Guilty by dissociation: Part C: Enantiomeric separation of diphenidine-derived new psychoactive substances (NPS) by polar organic chiral high performance liquid chromatography (HPLC) on polysaccharide-based stationary phases.

This study describes a simple and practical HPLC analysis for the direct enantiomeric separation of a range of 32 novel diphenidine derived psychoactive substances using a range of six polysaccharide-based chiral stationary phases employing a single generic polar organic solvent chromatographic mobile phase. Temperature was employed to optimize the chemo and enantiomeric selectivity. Baseline separation and differentiation of both the enantiomers and positional isomers (i.e., regioisomers) of the 2-, 3- and 4-methoxphenidines was achieved with the chiral selector cellulose tris(3-chloro-4-methylphenylcarbamate) coated onto silica.
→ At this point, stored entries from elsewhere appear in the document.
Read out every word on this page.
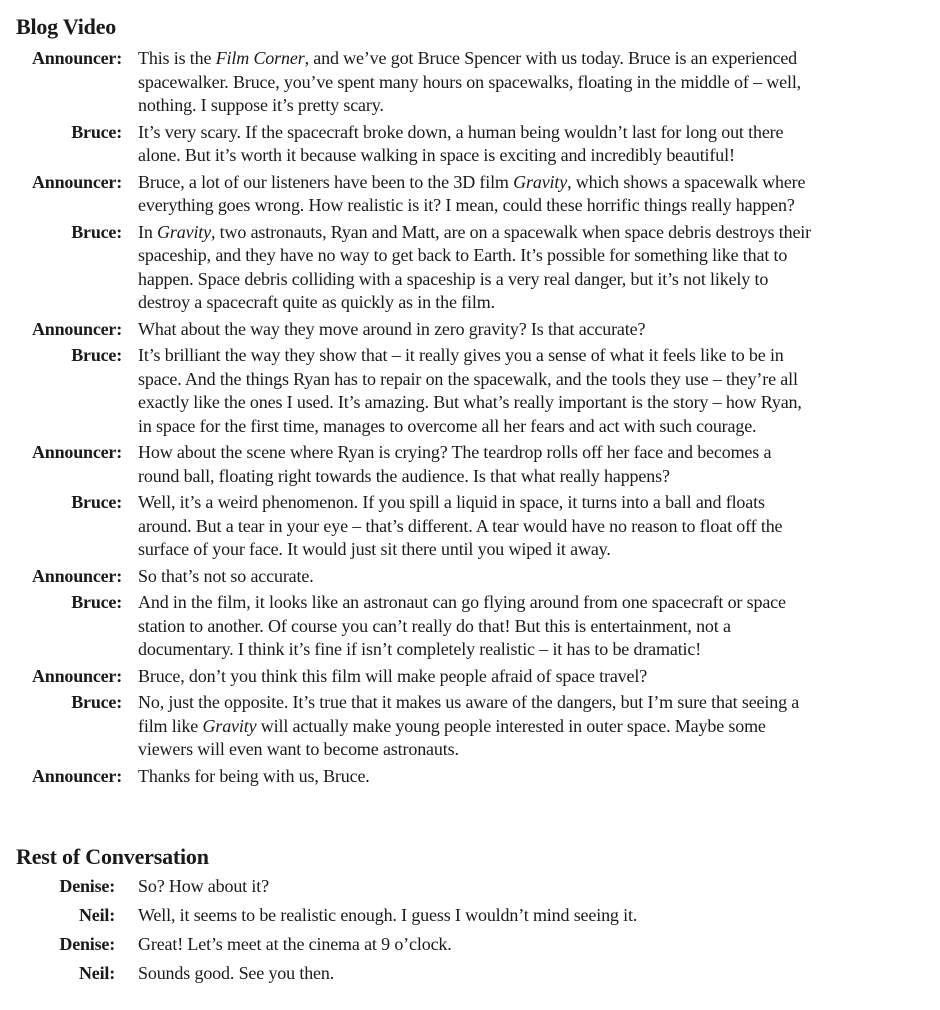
Blog Video
Announcer: This is the Film Corner, and we’ve got Bruce Spencer with us today. Bruce is an experienced
spacewalker. Bruce, you’ve spent many hours on spacewalks, floating in the middle of – well,
nothing. I suppose it’s pretty scary.
Bruce: It’s very scary. If the spacecraft broke down, a human being wouldn’t last for long out there
alone. But it’s worth it because walking in space is exciting and incredibly beautiful!
Announcer: Bruce, a lot of our listeners have been to the 3D film Gravity, which shows a spacewalk where
everything goes wrong. How realistic is it? I mean, could these horrific things really happen?
Bruce: In Gravity, two astronauts, Ryan and Matt, are on a spacewalk when space debris destroys their
spaceship, and they have no way to get back to Earth. It’s possible for something like that to
happen. Space debris colliding with a spaceship is a very real danger, but it’s not likely to
destroy a spacecraft quite as quickly as in the film.
Announcer: What about the way they move around in zero gravity? Is that accurate?
Bruce: It’s brilliant the way they show that – it really gives you a sense of what it feels like to be in
space. And the things Ryan has to repair on the spacewalk, and the tools they use – they’re all
exactly like the ones I used. It’s amazing. But what’s really important is the story – how Ryan,
in space for the first time, manages to overcome all her fears and act with such courage.
Announcer: How about the scene where Ryan is crying? The teardrop rolls off her face and becomes a
round ball, floating right towards the audience. Is that what really happens?
Bruce: Well, it’s a weird phenomenon. If you spill a liquid in space, it turns into a ball and floats
around. But a tear in your eye – that’s different. A tear would have no reason to float off the
surface of your face. It would just sit there until you wiped it away.
Announcer: So that’s not so accurate.
Bruce: And in the film, it looks like an astronaut can go flying around from one spacecraft or space
station to another. Of course you can’t really do that! But this is entertainment, not a
documentary. I think it’s fine if isn’t completely realistic – it has to be dramatic!
Announcer: Bruce, don’t you think this film will make people afraid of space travel?
Bruce: No, just the opposite. It’s true that it makes us aware of the dangers, but I’m sure that seeing a
film like Gravity will actually make young people interested in outer space. Maybe some
viewers will even want to become astronauts.
Announcer: Thanks for being with us, Bruce.
Rest of Conversation
Denise: So? How about it?
Neil: Well, it seems to be realistic enough. I guess I wouldn’t mind seeing it.
Denise: Great! Let’s meet at the cinema at 9 o’clock.
Neil: Sounds good. See you then.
The latter proved to be the best of the six chiral stationary phases investigated in that it generated enantiomeric separation of 25 of the 26 monosubstituted diphenidines with resolution values > 1.5. It yielded the optimum separation for 21 of the 26 diphenidines (resolution values ranged from 2.9 - 22.4) including the 2-, 3- and 4-positional isomers of eight diphenidine derivatives. Excellent separation of all 26 monosubstituted diphenidines (i.e., resolution values > 1.5) and peak shape (i.e., typical tailing factors between 0.9 - 1.2) could be achieved by using Lux Cellulose-2 and Lux i-Amylose-3 columns. The nature of the polysaccharide-based chiral selector was demonstrated to be extremely important in determining the degree of chiral resolution. The location of the monosubstituent on the 1-phenyl ring of the diphenidine was shown to be important in promoting chiral resolution. Greater chiral discrimination was typically observed for substituents in the 4-position compared to those in the 2-position of the 1-phenyl ring. The chiral HPLC methodology displayed good chemo and enantiomeric selectivity of the mono-, di- and trisubstituted diphenidine regioisomers. Enantiomer elution order reversal was highlighted with 2-methoxphenidine enantiomers as a function of the chiral stationary phase. The (R)-enantiomer eluted before the (S)-enantiomer on cellulose-based chiral stationary phase whereas the reverse occurred with the amylose-based phases. Application of the methodology to the analysis of real-life samples of 2-methoxphenidine and diphenidine confirmed that these psychoactive substances were being traded as racemic products. Commonly used adulterants in powdered samples were shown not to interfere with the chiral analysis of 2-methoxphenidine and diphenidine.